Can you imagine implementing a use_sparse switch that preserves sparsity by skipping the subtraction by the mean during scaling? Same principle as the with_mean option of sklearn.preprocessing.StandardScaler.
@chbeltz, for SGD logistic regression, according to the sklearn package
For best results using the default learning rate schedule, the data should have zero mean and unit variance.
Skipping the subtraction by the mean may not be a good practice, wdyt?
@ChuanXu1 I have not been able to find a lot of empirical data on the effect of non-zero centered distributions of the input onto the performance of SGD, so I'm having a hard time weighing the pros and cons. However, I feel that if the alternative is that people with limited computing resources may decide to not use the software at all, it may be preferable to provide an option that may lead to less than optimal results, but to results nonetheless.

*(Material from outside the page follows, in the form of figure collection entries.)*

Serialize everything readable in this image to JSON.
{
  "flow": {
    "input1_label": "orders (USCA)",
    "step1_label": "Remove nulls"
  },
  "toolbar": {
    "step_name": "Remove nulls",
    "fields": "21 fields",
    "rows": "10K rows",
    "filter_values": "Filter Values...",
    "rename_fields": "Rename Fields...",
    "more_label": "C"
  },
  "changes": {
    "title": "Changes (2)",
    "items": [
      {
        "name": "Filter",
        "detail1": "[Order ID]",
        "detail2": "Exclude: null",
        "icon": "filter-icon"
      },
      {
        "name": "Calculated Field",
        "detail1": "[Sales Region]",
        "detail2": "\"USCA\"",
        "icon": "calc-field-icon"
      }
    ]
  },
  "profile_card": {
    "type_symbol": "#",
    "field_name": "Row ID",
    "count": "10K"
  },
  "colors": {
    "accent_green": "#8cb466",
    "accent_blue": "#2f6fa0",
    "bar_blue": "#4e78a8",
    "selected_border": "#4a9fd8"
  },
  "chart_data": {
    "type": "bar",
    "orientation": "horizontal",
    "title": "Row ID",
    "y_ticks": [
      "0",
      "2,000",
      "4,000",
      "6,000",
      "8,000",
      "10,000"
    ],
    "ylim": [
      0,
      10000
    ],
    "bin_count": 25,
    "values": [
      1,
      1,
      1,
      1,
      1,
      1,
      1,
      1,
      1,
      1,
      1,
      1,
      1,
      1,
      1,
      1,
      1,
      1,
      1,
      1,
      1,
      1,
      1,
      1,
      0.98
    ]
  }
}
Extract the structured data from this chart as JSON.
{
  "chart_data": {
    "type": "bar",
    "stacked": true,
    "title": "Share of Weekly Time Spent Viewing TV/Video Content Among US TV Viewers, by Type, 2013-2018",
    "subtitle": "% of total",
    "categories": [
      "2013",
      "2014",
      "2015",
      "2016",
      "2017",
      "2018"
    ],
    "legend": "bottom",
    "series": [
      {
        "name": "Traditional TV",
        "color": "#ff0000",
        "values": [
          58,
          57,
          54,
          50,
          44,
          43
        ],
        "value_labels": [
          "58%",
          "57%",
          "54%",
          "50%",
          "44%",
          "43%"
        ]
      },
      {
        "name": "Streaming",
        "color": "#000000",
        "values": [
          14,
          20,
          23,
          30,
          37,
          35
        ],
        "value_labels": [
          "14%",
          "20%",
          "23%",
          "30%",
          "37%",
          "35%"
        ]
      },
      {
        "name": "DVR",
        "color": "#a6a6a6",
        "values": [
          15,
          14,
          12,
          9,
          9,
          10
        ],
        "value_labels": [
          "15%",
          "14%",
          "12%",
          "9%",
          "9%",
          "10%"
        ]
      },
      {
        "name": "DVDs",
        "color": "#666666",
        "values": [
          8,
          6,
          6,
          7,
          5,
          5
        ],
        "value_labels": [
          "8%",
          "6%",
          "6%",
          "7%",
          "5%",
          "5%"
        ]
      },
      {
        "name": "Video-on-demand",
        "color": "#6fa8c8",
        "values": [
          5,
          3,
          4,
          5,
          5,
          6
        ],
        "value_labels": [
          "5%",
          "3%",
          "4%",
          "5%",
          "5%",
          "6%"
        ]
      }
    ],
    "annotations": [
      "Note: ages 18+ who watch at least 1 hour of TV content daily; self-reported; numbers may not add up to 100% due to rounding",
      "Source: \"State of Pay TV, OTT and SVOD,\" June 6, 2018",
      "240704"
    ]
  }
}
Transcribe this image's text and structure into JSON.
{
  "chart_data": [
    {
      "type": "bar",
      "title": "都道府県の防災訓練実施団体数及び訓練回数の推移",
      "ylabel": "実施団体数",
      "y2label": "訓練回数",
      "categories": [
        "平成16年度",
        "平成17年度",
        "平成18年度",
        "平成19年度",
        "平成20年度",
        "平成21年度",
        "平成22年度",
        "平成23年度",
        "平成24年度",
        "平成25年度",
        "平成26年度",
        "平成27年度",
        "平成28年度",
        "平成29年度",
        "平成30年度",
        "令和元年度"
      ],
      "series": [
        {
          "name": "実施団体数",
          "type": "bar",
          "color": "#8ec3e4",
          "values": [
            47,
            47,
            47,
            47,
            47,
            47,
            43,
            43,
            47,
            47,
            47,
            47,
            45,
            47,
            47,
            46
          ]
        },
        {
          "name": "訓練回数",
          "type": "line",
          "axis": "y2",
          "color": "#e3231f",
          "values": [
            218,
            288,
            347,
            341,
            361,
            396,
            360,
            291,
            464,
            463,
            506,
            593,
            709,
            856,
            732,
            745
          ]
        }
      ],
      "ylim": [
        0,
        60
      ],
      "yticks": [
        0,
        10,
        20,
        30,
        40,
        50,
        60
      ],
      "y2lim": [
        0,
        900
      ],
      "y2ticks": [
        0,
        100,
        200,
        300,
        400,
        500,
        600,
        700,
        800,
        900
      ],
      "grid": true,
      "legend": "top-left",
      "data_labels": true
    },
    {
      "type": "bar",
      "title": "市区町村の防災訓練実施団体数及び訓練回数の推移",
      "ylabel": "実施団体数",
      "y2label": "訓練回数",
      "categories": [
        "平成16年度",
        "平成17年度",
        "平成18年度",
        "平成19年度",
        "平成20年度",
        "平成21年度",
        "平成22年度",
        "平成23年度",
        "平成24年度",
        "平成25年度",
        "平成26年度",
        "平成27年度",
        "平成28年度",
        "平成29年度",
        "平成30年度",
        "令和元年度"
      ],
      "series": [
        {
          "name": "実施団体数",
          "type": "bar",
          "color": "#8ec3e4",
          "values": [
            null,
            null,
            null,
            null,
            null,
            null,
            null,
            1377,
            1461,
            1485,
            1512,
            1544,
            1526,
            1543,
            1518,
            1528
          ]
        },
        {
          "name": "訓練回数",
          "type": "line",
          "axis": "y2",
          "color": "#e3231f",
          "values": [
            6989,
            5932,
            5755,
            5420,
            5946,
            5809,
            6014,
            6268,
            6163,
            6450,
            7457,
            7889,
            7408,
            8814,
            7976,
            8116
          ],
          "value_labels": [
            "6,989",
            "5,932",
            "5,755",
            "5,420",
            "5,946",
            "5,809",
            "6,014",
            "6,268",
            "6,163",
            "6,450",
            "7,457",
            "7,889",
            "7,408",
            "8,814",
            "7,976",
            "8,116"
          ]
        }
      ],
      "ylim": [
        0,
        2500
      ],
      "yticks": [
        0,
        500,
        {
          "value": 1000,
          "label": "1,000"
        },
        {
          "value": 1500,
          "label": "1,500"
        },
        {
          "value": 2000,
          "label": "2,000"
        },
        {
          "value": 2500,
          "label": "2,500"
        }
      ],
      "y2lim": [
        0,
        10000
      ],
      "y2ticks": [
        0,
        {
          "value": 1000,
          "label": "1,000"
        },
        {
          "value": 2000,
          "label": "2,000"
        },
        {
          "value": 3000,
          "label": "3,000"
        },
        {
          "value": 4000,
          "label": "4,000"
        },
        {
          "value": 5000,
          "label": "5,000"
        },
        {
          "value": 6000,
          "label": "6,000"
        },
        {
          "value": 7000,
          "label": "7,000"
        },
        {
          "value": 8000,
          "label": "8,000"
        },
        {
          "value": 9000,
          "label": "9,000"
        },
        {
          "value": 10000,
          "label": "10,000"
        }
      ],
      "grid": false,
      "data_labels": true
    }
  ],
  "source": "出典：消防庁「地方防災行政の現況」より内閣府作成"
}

@chbeltz, it sounds reasonable. I added these changes (a with_mean
paramter in celltypist.train) to optimize the RAM usage during training at a possible cost of reduced performance dfb11e05e3e95fb4906a24ae4f890988eba13031
This parameter will be available at (next version of) CellTypist. Thx!
Much appreciated, thank you!!
Is there a reason why the input data is converted to an np.array rather than accepting sparse matrices when running .train? Skimming the remainder of the code, I cannot seem to find anything that would not also work with sparse matrices. The reason I am asking is that this conversion to an array seems to be the reasons I find myself running out of RAM quite frequently when working with larger datasets.
Thanks